Die Nachwehen der Gewichte

Ganz gelöst ist das Gewichte-Drama allerdings noch nicht. Für 2018 müssen Berger und alle Beteiligten eine Lösung finden, um ein neues Gleichgewicht zwischen Audi, BMW und Mercedes herzustellen. Ohne die Performance-Gewichte droht eine Ungleichheit, die so innerhalb der DTM nicht akzeptiert wird. Berger dazu gelassen: "Es gibt noch ein paar Modifikationen, die mit ein wenig Glück alle wieder auf ein Niveau bringen sollen. Dann sind die Ingenieure und Fahrer wieder gefordert."

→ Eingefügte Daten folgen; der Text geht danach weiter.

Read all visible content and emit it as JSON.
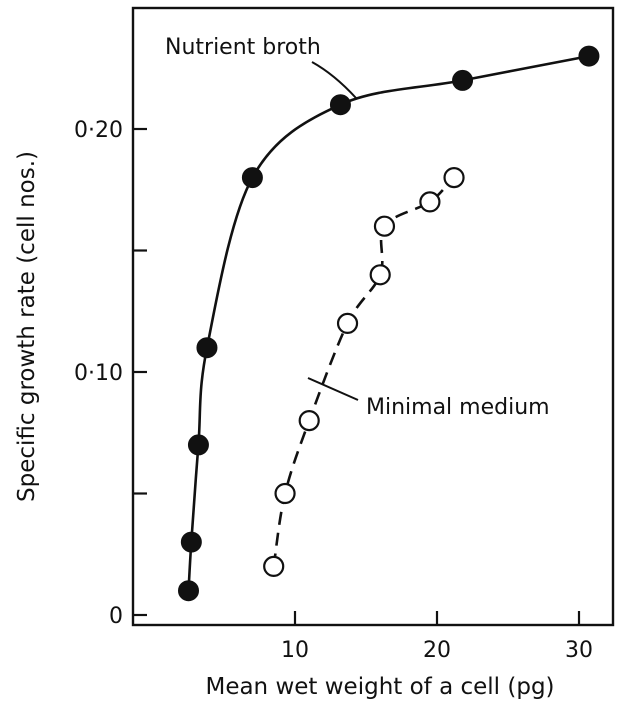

Das passt zu seiner Vorstellung des angepriesenen Hardcore-Racing - purem Motorsport, das den Fahrer in den Vordergrund stellt. Regeländerungen wie das Funkverbot, die Aufhebung des Boxenstoppfensters, das Verbot von Heizdecken, die neuen Qualifying-Punkte oder auch die spektakulären Indy-Style Re-Starts gehen in diese Richtung. Falsch wäre es nun aber zu behaupten, dass all diese Neuerungen zur Saison 2017 auf Berger zurückzuführen sind. Die Trendwende wurde schon vor seinem Amtsantritt eingeleitet.

Berger: Über Wasser gehen kann er nicht

"Wir haben gegenüber vorher viele Verbesserungen erlebt, die sind aber nicht alle nur ihm zuzuschreiben", stellte Dieter Gass fest. "Das war in verschiedenerlei Hinsicht auch ein bisschen auf dem Weg. Das darf man nicht ignorieren."

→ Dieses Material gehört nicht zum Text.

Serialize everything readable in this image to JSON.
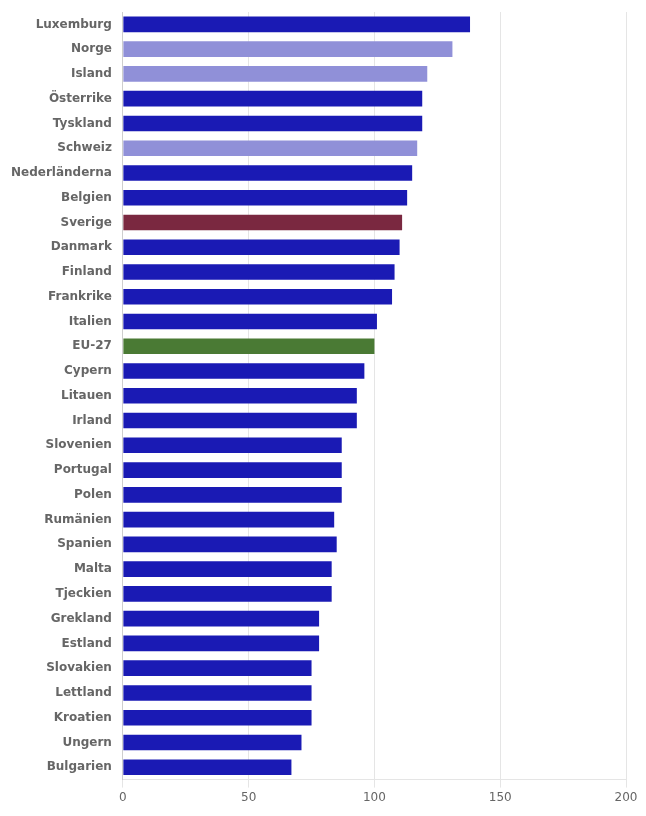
{
  "chart_data": {
    "type": "bar",
    "orientation": "horizontal",
    "categories": [
      "Luxemburg",
      "Norge",
      "Island",
      "Österrike",
      "Tyskland",
      "Schweiz",
      "Nederländerna",
      "Belgien",
      "Sverige",
      "Danmark",
      "Finland",
      "Frankrike",
      "Italien",
      "EU-27",
      "Cypern",
      "Litauen",
      "Irland",
      "Slovenien",
      "Portugal",
      "Polen",
      "Rumänien",
      "Spanien",
      "Malta",
      "Tjeckien",
      "Grekland",
      "Estland",
      "Slovakien",
      "Lettland",
      "Kroatien",
      "Ungern",
      "Bulgarien"
    ],
    "values": [
      138,
      131,
      121,
      119,
      119,
      117,
      115,
      113,
      111,
      110,
      108,
      107,
      101,
      100,
      96,
      93,
      93,
      87,
      87,
      87,
      84,
      85,
      83,
      83,
      78,
      78,
      75,
      75,
      75,
      71,
      67
    ],
    "colors": [
      "#1a1ab4",
      "#9090d8",
      "#9090d8",
      "#1a1ab4",
      "#1a1ab4",
      "#9090d8",
      "#1a1ab4",
      "#1a1ab4",
      "#7a2840",
      "#1a1ab4",
      "#1a1ab4",
      "#1a1ab4",
      "#1a1ab4",
      "#4a7a34",
      "#1a1ab4",
      "#1a1ab4",
      "#1a1ab4",
      "#1a1ab4",
      "#1a1ab4",
      "#1a1ab4",
      "#1a1ab4",
      "#1a1ab4",
      "#1a1ab4",
      "#1a1ab4",
      "#1a1ab4",
      "#1a1ab4",
      "#1a1ab4",
      "#1a1ab4",
      "#1a1ab4",
      "#1a1ab4",
      "#1a1ab4"
    ],
    "xlim": [
      0,
      200
    ],
    "xticks": [
      0,
      50,
      100,
      150,
      200
    ],
    "grid": true
  }
}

BMW-Motorsportdirektor Jens Marquardt ergänzte: "Der eingeschlagene Weg ist gut. Es ist aber nicht nur Gerhard Berger, sondern das ganze Team bei der ITR. Die Ansätze sind gut, aber wir werden auch daran gemessen, was nächstes und übernächstes Jahr dabei herauskommt. Gerhard hat super Kontakte, aber abgerechnet wird, wenn es zählt."

Auf Gerhard Berger wartet in der Winterpause mehr Arbeit als er erwartet hatte. Er hat gezeigt, dass er sich auch in der DTM durchsetzen kann. Düstere Aussichten wie der neue TV-Vertrag nach dem Ende mit der ARD erscheinen zumindest ein wenig heller. Oder wie es Uli Fritz formulierte: "Er ist ohne Frage der Richtige. Über Wasser gehen kann auch er nicht, aber er gibt nie auf."